Entre todas las cosas negativas que me habían pasado hasta entonces, poder ver su rostro tierno compensaba, en parte, mi sufrimiento. Borraba de mi corazón cualquier mancha oscura que se hubiera formado por su actitud.
La volví a recordar con su melena recogida de cada lado de su hombro... si tan solo hubiera imaginado la transcendencia que tendría en mi vida aquél puesto desocupado, no hubiera cedido tan fácil el lado derecho de mi pupitre.

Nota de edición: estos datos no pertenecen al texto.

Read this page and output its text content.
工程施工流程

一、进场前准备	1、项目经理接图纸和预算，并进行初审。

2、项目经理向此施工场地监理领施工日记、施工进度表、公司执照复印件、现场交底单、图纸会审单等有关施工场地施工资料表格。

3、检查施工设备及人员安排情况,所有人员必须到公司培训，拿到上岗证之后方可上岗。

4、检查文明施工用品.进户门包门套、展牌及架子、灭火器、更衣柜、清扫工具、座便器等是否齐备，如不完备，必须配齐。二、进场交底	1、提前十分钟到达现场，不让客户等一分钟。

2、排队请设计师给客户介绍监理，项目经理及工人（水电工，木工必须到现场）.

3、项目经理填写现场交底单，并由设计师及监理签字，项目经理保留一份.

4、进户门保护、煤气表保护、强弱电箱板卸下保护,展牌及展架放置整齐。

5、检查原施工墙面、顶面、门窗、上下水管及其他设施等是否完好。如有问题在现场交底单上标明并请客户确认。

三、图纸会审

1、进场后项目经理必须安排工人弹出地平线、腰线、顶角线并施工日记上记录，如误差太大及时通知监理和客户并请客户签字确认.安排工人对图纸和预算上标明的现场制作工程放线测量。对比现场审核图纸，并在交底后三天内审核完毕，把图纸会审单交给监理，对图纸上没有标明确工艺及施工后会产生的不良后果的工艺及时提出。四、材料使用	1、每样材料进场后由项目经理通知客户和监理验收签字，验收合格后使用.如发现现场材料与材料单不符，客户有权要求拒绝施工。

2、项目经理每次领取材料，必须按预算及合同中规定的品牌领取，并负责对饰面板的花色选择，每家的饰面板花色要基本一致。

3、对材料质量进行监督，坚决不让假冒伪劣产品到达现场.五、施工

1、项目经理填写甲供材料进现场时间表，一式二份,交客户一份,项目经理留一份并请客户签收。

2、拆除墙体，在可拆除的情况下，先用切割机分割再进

¿Por qué este sentimiento de culpa me invade? Desilusionado es la palabra perfecta para describir esta sensación que me embarga. La expresión corta «¡Te amo!», pero totalmente sincera corría el riesgo de no ser pronunciada por sus labios esa noche, y qué decir del beso que lo secundaba; todo estaba a punto de perderse. Era cierto que, al caer en discrepancia antes de dormir, ella omitía esta ceremonia; pero también era del todo cierto que, antes de la media noche, su humor había cambiado y daba la media vuelta para abrazarme y al oído decirme que jamás dejaría de amarme. No puedo rendirme tan rápido y garantizar que esto no va a suceder si apenas tiene pocos minutos durmiendo. Son quince años que me permiten reforzar mis esperanzas de que, al llegar la media noche, no solo recibiré mi acostumbrado beso con el «¡Te amo!» correspondiente; además, el cambio de su actitud, por consiguiente, borrar de un todo este desagradable episodio de nuestras vidas.
Arribó la media noche. Con su llegada, las esperanzas trazaban sus propios límites de espera, hasta que una hora más tarde no pudo soportar más y desaparecieron por completo. Esa fantasía de que todo volviera a ser como antes; tener de regreso a mi Eva, era solo eso: una fantasía insostenible.